A. The waveform gets sampled. According to the sampling theorem, this leads to aliasing when the signal contains frequency components above half the sample rate. That is, your spectrum is messed up unless the sample rate is at least two times the frequency of the highest non-negligible frequency component of the signal. If you are interested in 1 ppm distortion levels, only components that are way below 1 ppm of the fundamental are negligible.

B. You take a finite number of samples that just represent a part of the signal with a finite length, which I will call the DFT window length.

C. The DFT algorithm will calculate what sines and cosines at integer multiples of 1/(DFT window length) have to be added to get a waveform that passes through all the samples. As all frequencies are multiples of 1/(DFT window length), the waveform that you get when you add all those sines and cosines will be periodical with a period of at most 1/(DFT window length).

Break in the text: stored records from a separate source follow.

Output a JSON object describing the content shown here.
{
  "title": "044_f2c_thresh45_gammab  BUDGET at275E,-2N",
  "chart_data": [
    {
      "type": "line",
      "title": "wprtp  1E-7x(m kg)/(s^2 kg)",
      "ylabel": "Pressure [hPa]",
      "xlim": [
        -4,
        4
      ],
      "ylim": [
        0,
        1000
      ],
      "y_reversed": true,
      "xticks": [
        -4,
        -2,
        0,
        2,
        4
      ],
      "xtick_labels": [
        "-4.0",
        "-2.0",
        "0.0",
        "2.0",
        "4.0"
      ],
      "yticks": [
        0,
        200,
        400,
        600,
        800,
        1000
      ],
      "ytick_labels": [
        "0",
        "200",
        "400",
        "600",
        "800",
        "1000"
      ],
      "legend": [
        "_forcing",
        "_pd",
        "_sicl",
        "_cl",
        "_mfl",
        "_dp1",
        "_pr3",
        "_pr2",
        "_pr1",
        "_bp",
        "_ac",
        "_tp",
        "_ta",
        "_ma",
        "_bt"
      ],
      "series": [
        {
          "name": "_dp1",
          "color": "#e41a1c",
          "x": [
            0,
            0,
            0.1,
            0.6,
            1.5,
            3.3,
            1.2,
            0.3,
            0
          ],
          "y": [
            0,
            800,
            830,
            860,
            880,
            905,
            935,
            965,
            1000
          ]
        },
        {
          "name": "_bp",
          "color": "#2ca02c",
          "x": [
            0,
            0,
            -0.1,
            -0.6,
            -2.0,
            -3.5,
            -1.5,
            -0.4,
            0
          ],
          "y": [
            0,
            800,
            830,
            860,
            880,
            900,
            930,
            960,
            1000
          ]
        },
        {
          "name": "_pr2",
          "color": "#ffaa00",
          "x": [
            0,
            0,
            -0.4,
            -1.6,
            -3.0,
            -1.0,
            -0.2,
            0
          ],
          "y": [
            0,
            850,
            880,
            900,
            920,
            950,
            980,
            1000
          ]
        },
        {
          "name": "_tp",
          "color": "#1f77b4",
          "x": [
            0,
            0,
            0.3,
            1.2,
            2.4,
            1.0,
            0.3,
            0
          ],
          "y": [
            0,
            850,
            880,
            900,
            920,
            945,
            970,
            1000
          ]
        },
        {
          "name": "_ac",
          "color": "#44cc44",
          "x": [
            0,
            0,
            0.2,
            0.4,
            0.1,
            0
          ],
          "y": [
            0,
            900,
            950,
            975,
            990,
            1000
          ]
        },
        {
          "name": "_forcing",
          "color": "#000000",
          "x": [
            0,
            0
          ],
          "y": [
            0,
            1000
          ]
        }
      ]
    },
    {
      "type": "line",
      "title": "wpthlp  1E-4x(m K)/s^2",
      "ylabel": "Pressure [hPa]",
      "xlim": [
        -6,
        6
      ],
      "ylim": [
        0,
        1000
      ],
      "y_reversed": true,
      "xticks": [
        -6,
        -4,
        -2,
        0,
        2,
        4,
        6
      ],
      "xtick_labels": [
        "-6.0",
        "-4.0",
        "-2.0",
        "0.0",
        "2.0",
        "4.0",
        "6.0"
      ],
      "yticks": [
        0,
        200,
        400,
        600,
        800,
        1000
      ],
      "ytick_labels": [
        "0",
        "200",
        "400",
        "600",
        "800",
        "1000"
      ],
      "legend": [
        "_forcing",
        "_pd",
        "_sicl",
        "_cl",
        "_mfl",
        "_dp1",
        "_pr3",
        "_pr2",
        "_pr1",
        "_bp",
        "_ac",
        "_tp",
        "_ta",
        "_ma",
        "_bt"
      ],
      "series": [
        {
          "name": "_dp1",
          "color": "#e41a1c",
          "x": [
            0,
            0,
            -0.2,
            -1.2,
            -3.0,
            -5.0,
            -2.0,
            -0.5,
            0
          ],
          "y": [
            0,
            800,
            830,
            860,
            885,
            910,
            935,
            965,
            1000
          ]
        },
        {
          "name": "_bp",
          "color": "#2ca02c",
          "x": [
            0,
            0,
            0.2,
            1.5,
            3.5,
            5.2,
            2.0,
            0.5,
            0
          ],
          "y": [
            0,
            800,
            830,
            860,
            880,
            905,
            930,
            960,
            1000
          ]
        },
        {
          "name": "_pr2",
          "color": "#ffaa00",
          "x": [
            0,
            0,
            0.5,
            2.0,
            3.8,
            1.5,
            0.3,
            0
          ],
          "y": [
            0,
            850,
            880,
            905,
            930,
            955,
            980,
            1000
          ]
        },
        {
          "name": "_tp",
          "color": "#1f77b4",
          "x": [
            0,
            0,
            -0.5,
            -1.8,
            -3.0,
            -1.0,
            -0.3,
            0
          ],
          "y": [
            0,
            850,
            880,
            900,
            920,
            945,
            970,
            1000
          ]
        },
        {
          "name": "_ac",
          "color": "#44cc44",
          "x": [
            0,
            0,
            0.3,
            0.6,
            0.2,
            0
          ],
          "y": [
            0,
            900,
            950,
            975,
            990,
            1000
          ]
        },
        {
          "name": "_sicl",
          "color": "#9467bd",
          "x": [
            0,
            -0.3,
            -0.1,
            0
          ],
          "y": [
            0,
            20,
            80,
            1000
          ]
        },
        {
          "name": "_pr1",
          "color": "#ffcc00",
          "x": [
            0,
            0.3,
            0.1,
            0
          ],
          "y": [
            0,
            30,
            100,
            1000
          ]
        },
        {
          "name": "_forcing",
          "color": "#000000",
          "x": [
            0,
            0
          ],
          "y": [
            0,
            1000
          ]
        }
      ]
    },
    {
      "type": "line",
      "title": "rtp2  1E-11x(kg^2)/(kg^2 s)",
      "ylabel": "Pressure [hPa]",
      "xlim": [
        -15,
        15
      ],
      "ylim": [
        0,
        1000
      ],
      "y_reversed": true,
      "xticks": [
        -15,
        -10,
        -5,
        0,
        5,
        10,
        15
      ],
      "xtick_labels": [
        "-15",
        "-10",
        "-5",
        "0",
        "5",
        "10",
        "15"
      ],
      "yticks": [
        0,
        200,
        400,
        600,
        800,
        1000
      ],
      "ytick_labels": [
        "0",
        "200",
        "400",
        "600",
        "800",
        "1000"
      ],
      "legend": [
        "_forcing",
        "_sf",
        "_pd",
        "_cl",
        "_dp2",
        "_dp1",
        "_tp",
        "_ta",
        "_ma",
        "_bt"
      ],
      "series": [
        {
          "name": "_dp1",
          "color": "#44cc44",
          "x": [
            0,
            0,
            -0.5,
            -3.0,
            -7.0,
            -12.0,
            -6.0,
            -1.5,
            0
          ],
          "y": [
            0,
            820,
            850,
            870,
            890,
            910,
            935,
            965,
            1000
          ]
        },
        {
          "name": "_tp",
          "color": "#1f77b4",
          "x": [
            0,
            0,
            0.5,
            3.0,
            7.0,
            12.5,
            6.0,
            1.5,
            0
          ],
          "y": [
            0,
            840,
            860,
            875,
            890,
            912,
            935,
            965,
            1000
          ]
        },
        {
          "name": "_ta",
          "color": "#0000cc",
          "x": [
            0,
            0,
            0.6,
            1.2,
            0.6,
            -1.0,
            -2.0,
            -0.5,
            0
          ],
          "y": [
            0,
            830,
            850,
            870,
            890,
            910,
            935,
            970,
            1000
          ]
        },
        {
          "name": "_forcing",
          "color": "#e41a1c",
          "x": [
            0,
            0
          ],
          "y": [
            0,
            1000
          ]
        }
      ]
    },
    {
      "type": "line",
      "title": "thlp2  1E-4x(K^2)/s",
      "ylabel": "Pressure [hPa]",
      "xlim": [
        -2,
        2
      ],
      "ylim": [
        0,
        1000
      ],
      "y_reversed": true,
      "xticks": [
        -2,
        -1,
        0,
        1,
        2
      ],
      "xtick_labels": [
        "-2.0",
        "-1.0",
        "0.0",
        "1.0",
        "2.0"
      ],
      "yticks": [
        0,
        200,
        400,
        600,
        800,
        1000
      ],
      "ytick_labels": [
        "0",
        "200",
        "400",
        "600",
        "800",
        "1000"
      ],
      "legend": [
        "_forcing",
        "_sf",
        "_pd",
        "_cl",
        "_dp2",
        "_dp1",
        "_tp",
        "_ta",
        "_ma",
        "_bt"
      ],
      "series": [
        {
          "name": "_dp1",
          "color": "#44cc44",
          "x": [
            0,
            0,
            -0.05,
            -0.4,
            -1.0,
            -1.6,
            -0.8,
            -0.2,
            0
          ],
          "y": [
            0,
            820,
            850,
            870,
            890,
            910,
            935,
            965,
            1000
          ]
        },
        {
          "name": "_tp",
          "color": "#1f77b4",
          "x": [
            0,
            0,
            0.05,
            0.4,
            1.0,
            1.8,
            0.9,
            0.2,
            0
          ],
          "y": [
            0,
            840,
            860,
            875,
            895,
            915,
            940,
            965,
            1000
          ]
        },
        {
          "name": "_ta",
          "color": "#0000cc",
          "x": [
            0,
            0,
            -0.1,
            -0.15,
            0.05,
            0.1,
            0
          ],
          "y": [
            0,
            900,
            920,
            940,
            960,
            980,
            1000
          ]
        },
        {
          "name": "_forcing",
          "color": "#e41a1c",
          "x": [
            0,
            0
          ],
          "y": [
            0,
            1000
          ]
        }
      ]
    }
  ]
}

As a consequence, you get a weird spectrum when the number of periods of the signal in the DFT window is not integer. For example, suppose you have 1.25 periods: a complete sine wave and a quarter of a sine. The DFT will then come up with a set of sines and cosines that when summed together pass precisely through all samples of the 1.25 periods, then jumps back to zero and continues, something like this (apologies for the poor drawing):

having1p25sinesinthewindow.png


The sudden jump every 1/(DFT window length) will lead to lots of high harmonics.

There are tricks to mitigate the effect of a non-integer number of periods, those are known as windowing functions. Those taper off the signal at the edges of the DFT window, so you don't get any jumps in the periodic continuation. I frequently use the Hann window when for some reason I can't get an integer number of periods in the DFT window length. They also make the interpretation of the results more difficult, so don't use them unless you have to. See Wikipedia for details.

The number of points in the DFT has to be large enough to avoid aliasing. Having a number of points that's a power of two allows the use of a clever DFT algorithm known as the Fast Fourier Transform, FFT.